I.Q. tests containing a mixture of item types — such as verbal, spatial, and numerical — tend to be the most satisfactory tests for reasons that are not the topic of this article. A question that arises is what the relative weights of the various item types in such a test are. Often one sees equal numbers of items in the various categories, for instance 20 verbal, 20 spatial and 20 numerical. Or there is a balance between verbal and non-verbal, as in 40 verbal, 20 spatial and 20 numerical. This form of equality or balance is deceptive. To think that the relative weights are proportional to the numbers of items in each category is a mistake.
In reality, the relative weights of the item types depend exclusively on the standard deviations of the raw scores on the various item types. If the verbal, spatial, and numerical standard deviations are, say, 3, 4, and 6, then those are the relative weights, regardless of the number of items in each category. So in that case, the spatial item type has twice the weight of the verbal item type, regardless of the numbers of spatial and verbal items.
This means that the relative weights are not only a property of the test, but also of the answering behaviour of the candidates, and they may differ across populations. In other words, it is impossible to construct a test with equal weight in each category for each population, if one would want that. A balance in the numbers of items per category is merely a symbolic gesture.

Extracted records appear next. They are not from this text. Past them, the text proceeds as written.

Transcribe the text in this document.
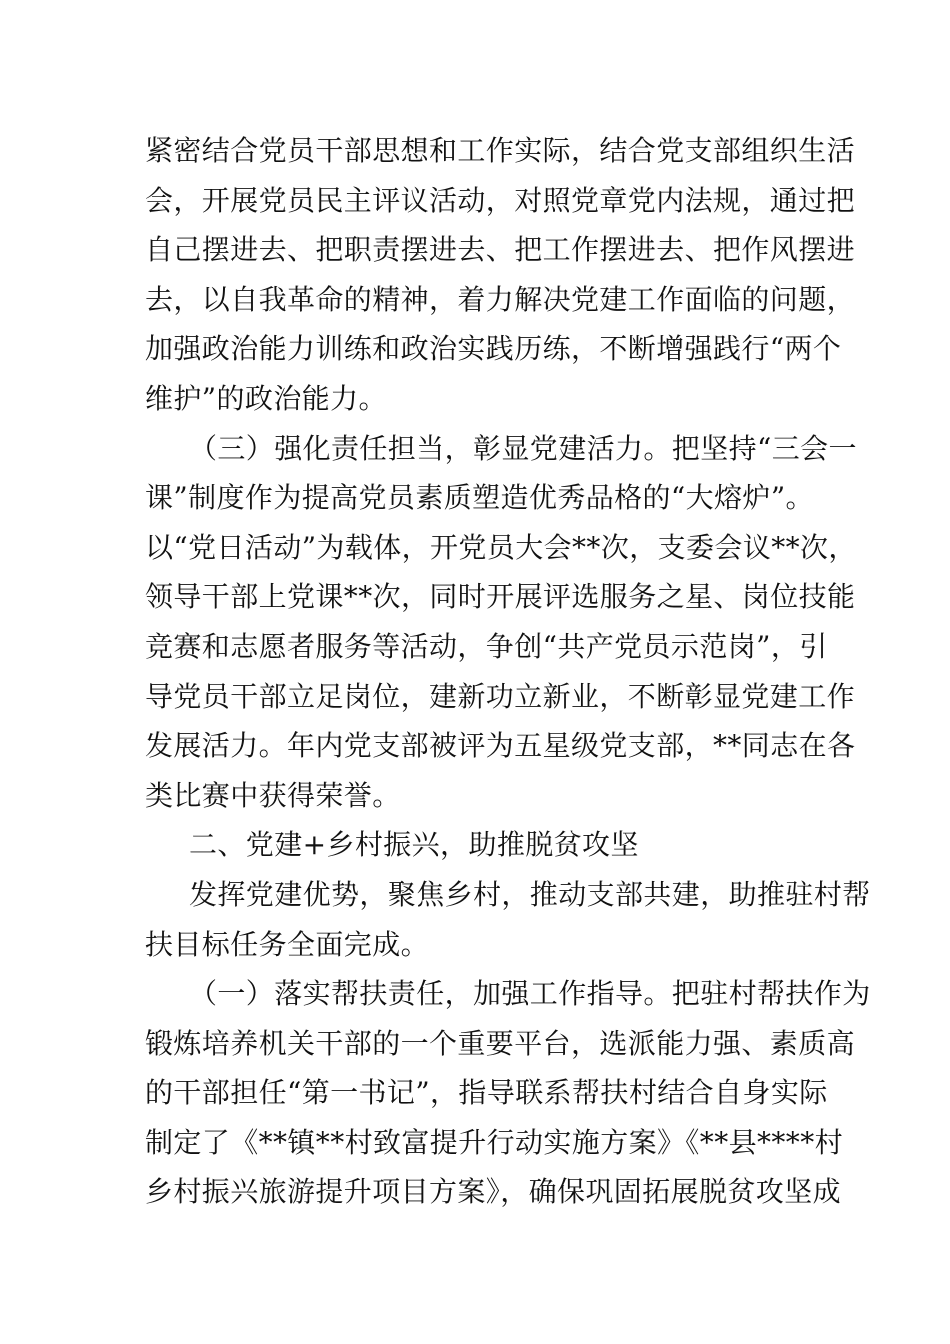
紧密结合党员干部思想和工作实际，结合党支部组织生活
会，开展党员民主评议活动，对照党章党内法规，通过把
自己摆进去、把职责摆进去、把工作摆进去、把作风摆进
去，以自我革命的精神，着力解决党建工作面临的问题，
加强政治能力训练和政治实践历练，不断增强践行“两个
维护”的政治能力。
（三）强化责任担当，彰显党建活力。把坚持“三会一
课”制度作为提高党员素质塑造优秀品格的“大熔炉”。
以“党日活动”为载体，开党员大会**次，支委会议**次，
领导干部上党课**次，同时开展评选服务之星、岗位技能
竞赛和志愿者服务等活动，争创“共产党员示范岗”，引
导党员干部立足岗位，建新功立新业，不断彰显党建工作
发展活力。年内党支部被评为五星级党支部，**同志在各
类比赛中获得荣誉。
二、党建+乡村振兴，助推脱贫攻坚
发挥党建优势，聚焦乡村，推动支部共建，助推驻村帮
扶目标任务全面完成。
（一）落实帮扶责任，加强工作指导。把驻村帮扶作为
锻炼培养机关干部的一个重要平台，选派能力强、素质高
的干部担任“第一书记”，指导联系帮扶村结合自身实际
制定了《**镇**村致富提升行动实施方案》《**县****村
乡村振兴旅游提升项目方案》，确保巩固拓展脱贫攻坚成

This is not a great problem, because small differences in weight per item type have no significant impact on the ranking of total scores. Big differences, such as a doubling, do change that ranking. If big differences exist these may be corrected by artificially weighting the items in one or more of the categories (e.g., two points per correct answer instead of one) but the disadvantage thereof is that the resulting score no longer reflects the number of items solved correctly. This is a loss as a score that does reflect the number of solved items is psychologically more satisfactory. This loss is even greater when individual items are given different weights.
So if the relative weights of the item types are not naturally in balance, there is a dilemma between artificially correcting the balance (losing the advantage of a simple informative raw score), or accepting the natural state of affairs (and retaining a simple informative raw score). The second is preferable, and the bottom line therefore is that one should try to construct a test so that the natural balance between item types is acceptable.